Общепринятое толкование на самом деле абсолютно неверно. Если бы он не увидел данную женщину именно тогда, в этих конкретных обстоятельствах, он либо так и не узнал бы о ее существовании, либо остался бы равнодушен к ее обаянию. Теперь уже не модно и даже не совсем прилично говорить о вмешательстве судьбы или рока. Любовь — всего лишь стечение обстоятельств во вселенной, управляемой случайностью, которая смела прочь все остальные божества и обрела власть почти неограниченную. Но до чего же божество Случайность скучно в сравнении с теми, кого оно победило. Облаченное в хладнокровную рациональность — до чего же, в конце-то концов, рационально утверждать, что ни для чего нет никаких логичных причин, — оно привлекательно лишь для обнищалых духом.

Данный критический довод остается в силе, даже если бы Оливье не влюбился в эту женщину. Он ведь скорее влюбился в идею, обрызнутую солнечным светом в то теплое утро. София сказала бы, что его коснулось воспоминание о божественном, смутная память о происхождении души до того, как она упала на землю и вселилась в тело. Идея выглядела потрясающе, однако не была столь уж уникальной, как чудилось ему. К тому времени, когда Данте свел свою Беатриче к стихам, она вряд ли осталась реальной женщиной, а Лаура Петрарки, вполне возможно, существовала только в его воображении. Оба полюбили своих возлюбленных особенно сильно, когда те умерли и уже не угрожали их воображению появлением морщин или досадительной самостоятельностью мнения.

Результат достаточно хорошо известен — во всяком случае, ученым, знакомым с поэзией той эпохи и языком того времени: ведь Оливье писал на провансальском, который вновь вошел в моду с поколением отца Жюльена Барнёва, ну и его сын тоже выучил этот язык. Для таких людей уцелевшие стихи — около двадцати их — аккуратно разделились на две категории, получившие названия юношеских и зрелых. Согласно этому разделению, наиболее ранние стихи представляли собой essays5 — опыты подмастерья, в которых юный поэт еще не овладел искусством совершенствовать выражения, вытесывая их из грубого камня языка.
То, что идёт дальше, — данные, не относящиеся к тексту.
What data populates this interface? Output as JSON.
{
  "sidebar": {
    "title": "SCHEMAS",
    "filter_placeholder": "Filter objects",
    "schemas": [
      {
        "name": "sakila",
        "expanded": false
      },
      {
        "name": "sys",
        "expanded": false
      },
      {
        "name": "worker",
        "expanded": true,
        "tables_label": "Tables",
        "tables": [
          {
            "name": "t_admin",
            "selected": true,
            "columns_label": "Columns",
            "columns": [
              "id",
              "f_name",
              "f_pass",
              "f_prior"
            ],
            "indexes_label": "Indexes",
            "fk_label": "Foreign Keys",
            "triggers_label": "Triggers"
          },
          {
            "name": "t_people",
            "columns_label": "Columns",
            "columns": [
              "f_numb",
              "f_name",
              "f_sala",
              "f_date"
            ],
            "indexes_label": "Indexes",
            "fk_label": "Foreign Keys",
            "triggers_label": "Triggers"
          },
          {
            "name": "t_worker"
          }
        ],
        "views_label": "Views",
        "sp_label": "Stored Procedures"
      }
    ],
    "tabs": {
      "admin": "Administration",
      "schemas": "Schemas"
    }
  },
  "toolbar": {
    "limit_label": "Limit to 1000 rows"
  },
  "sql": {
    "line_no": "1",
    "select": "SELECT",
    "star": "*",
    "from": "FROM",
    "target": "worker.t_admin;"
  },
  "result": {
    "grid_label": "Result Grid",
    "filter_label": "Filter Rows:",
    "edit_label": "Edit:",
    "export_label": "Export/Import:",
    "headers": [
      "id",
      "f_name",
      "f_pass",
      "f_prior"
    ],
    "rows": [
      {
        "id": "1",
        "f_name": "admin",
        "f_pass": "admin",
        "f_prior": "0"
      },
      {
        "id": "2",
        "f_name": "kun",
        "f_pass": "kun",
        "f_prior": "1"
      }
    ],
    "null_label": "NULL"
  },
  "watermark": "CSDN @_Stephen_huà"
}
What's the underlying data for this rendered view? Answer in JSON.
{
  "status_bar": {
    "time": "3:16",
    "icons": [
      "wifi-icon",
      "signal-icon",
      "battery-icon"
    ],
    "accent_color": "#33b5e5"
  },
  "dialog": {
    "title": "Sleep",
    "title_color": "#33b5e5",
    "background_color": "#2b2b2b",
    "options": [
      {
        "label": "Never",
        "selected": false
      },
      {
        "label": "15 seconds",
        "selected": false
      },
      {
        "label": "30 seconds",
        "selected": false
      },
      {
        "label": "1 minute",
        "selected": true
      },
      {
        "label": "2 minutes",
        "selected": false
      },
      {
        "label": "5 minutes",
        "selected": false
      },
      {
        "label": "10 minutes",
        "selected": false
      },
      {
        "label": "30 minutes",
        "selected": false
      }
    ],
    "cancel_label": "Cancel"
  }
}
От неточностей в этих стихах разит формализмом средневековья, в них ощущается загрубленный трубадурский стиль недавних времен. В ранней юности Оливье не обладал средствами выражения и достаточной уверенностью в себе, чтобы сбросить путы унаследованных приемов и заговорить прямо из глубины сердца.

А еще есть последние стихи, написанные, по-видимому, перед самым его крушением, когда он наконец полностью рвет с искусственностью и говорит со звенящей страстью, которая не звучала в поэзии более тысячи лет. Даже в переводе и через пятьсот с лишним лет трудно остаться равнодушным к тому, как он изливает свой всепоглощающий восторг от свершения любви и понимает, что это ни к чему привести не может. Естественно, такое впечатление слагалось не у всех; для других последние стихи были свидетельствами расстройства сознания, помутненного Черной Смертью либо какой-то внутренней психической болезнью.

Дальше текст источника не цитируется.